じゃれ合いを終えて向かうのは駅近くから少し外れた創作料理店。
慣れた様子で注文するのがいかにも常連だ。

「よく来るんですか」
「ん、ひとりで」

おや、と思う前にメニューを差し出された。 何を疑問に思ったのかを忘れて、文字を追う。
一杯目のグラスを傾けて軽く鳴らし、晩餐が始まる。
相手はなかなかに饒舌で、倉間は聞き役に徹していた。
あれこれそれと流れ出す話題がいつしか過去に辿り着いた時、飛び出したものがあった。

「俺、変わるのが嫌だったんだよ」
「サッカー部が?」
「いろいろ」

口に出しておきながら誤魔化すその矛盾。
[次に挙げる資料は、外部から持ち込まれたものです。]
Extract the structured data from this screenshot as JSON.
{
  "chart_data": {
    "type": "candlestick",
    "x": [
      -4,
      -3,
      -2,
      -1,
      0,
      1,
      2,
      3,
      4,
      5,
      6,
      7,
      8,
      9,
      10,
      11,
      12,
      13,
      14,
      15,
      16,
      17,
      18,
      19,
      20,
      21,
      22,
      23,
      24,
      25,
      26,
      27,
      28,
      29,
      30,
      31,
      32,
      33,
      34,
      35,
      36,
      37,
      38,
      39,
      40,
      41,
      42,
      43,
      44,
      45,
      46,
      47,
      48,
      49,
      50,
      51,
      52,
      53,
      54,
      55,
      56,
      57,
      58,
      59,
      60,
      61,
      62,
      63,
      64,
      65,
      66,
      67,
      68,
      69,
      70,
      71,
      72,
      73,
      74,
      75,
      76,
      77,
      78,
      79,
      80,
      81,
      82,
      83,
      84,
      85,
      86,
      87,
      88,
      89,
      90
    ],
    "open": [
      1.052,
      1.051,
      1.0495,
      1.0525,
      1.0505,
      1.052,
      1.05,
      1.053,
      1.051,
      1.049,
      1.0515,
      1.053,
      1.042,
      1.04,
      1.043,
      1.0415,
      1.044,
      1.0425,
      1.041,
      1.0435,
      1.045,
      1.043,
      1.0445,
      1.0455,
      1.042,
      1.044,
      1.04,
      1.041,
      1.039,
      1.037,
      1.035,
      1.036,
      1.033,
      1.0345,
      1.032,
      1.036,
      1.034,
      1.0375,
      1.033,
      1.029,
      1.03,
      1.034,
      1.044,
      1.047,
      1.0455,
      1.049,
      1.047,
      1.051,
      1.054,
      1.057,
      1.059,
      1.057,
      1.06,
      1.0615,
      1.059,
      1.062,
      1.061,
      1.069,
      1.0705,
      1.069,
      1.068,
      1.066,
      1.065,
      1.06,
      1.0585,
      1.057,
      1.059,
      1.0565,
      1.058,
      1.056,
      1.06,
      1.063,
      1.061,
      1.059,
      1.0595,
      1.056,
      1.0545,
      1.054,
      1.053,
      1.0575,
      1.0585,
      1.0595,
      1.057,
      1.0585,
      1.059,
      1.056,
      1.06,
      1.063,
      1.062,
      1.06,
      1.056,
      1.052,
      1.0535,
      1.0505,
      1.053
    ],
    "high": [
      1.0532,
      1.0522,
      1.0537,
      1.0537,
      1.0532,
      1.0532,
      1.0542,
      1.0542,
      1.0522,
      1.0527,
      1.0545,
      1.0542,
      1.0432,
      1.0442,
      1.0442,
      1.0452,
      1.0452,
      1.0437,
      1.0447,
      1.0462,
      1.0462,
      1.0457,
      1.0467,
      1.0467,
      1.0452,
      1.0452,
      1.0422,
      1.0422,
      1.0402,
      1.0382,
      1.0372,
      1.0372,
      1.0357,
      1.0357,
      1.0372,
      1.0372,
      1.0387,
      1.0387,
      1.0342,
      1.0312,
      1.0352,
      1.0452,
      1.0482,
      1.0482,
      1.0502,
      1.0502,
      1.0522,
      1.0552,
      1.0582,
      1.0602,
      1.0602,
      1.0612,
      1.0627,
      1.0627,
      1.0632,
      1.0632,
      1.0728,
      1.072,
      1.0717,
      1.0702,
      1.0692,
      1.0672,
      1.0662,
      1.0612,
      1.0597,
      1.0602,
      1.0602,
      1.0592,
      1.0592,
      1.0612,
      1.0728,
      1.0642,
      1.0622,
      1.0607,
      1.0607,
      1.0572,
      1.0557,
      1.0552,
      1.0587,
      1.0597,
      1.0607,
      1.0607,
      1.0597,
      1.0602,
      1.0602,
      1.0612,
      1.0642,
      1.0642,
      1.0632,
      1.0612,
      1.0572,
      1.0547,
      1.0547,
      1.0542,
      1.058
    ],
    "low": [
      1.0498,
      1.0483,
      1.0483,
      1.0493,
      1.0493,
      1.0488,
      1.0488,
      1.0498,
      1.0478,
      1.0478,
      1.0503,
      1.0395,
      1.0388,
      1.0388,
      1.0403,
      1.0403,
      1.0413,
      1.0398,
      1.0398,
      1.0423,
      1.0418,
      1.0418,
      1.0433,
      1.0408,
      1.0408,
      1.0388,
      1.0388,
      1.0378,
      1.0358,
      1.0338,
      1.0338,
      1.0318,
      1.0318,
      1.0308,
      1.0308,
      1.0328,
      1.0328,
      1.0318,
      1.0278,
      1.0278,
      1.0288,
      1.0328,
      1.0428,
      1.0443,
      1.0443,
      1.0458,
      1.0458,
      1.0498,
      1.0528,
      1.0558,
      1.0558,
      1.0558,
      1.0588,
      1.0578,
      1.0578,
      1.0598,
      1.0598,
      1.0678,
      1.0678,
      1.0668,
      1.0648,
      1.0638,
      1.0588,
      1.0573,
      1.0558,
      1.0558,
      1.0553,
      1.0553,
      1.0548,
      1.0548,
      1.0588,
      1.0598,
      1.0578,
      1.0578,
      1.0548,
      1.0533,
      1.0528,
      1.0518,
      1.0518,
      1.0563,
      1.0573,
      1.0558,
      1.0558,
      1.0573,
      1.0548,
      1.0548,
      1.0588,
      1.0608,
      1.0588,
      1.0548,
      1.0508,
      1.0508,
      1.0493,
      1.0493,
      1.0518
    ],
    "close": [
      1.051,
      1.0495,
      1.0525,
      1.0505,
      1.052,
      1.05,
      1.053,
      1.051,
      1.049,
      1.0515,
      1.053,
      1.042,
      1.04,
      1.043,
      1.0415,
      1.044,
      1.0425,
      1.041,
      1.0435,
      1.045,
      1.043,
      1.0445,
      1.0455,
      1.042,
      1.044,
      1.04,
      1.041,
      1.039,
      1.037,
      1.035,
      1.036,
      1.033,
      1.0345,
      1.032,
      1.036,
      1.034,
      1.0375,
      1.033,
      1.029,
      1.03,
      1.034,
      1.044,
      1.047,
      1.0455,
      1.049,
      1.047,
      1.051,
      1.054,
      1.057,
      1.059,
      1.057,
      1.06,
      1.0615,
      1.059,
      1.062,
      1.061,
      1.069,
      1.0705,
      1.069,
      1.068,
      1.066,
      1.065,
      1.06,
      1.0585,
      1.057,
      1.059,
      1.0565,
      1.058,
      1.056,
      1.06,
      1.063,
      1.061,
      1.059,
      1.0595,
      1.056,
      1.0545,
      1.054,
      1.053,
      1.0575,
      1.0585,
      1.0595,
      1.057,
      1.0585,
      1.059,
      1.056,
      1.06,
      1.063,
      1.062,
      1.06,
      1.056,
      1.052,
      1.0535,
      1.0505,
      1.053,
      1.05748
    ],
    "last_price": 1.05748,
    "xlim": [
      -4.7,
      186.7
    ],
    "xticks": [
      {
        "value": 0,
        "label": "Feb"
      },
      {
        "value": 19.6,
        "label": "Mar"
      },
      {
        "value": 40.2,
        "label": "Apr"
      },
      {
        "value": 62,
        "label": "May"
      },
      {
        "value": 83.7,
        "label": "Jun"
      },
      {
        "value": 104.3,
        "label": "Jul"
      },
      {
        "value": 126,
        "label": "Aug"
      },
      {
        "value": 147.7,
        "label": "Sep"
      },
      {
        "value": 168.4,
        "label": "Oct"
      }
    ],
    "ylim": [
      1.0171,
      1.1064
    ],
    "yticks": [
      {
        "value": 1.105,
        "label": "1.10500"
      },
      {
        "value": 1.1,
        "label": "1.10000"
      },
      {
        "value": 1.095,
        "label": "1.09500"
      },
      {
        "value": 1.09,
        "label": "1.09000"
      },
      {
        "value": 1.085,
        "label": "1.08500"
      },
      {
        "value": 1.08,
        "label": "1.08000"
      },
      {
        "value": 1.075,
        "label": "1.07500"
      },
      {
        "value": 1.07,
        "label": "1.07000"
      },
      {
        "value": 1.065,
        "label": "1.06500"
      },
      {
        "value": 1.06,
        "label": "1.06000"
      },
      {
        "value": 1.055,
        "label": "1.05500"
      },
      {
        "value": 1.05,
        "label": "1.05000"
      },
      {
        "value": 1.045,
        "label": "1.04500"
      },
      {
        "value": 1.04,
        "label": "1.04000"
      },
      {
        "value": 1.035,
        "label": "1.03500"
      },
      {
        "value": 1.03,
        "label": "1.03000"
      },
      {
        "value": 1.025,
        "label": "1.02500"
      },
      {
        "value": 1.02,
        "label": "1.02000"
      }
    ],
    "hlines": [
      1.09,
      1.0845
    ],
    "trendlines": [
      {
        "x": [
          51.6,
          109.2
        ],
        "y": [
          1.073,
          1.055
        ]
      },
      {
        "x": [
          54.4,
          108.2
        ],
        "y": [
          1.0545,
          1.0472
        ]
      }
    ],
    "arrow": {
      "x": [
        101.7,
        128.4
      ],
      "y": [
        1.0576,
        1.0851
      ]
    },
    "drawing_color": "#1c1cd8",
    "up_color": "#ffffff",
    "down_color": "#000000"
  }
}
追求するのは簡単でも答えはきっと出てこない。
アンタにとってのサッカーはずっと変わりはしなかったくせに、思うだけで今更だ。
しみじみした回想へ突っ込むのも無粋だろう、思い出とは美化されるものだから。
最初に自分から変わっていった人が、とも言わなかった。
それほど子供でもないし、上手く茶化せるほど大人でもないので。
曖昧な相槌を打つのを相手はただ笑って見ていた。

ほろ酔い気分の南沢は上機嫌で、帰り道もよく喋った。 雄弁と無言の差が激しい、のは己も同じかと自嘲する。
よくこうやって、意味もない会話を並んで繰り返したはずだ。
はしゃいで笑って馬鹿をやって、一瞬で駆け抜けた子供の日常。

「よく、俺だって分かりましたね」

ぽつん、と漏らしたのはきっかけの電話について。
名前を呼ばれて震えるほど驚いた。そこまでは伏せるにしても、疑問は残る。

「だってお前の連絡先残してたし」

事も無げに返された事実に言葉を失った。

「発信者見て目ぇ疑ったよなー、マジで」
「な、なんで」

けらけら笑いながら歩みを進める南沢を追いかけて問いかける。 一拍遅れた疑問の意味は特に歪むことなく届いたようだ。 ぴたり、足を止めて振り返った顔が街灯に照らされて静かに笑う。

「俺はお前が可愛かったからな」

呼吸を忘れた。自分を見るその瞳はフィールドを駆ける勇猛なものでも、小馬鹿にしながら楽しむものでも
時折見せた先輩としてのものでも、ない。

「なーんて、嘘」

刹那、口の端を上げて表情を崩したその人は、よく知る南沢篤志に戻っている。
しかしそもそも、自分はこの存在をどこまで理解していたというのか。
軽く片手を振る後姿が、記憶の一場面と重なった。
たわいのない、いつかの帰り道と。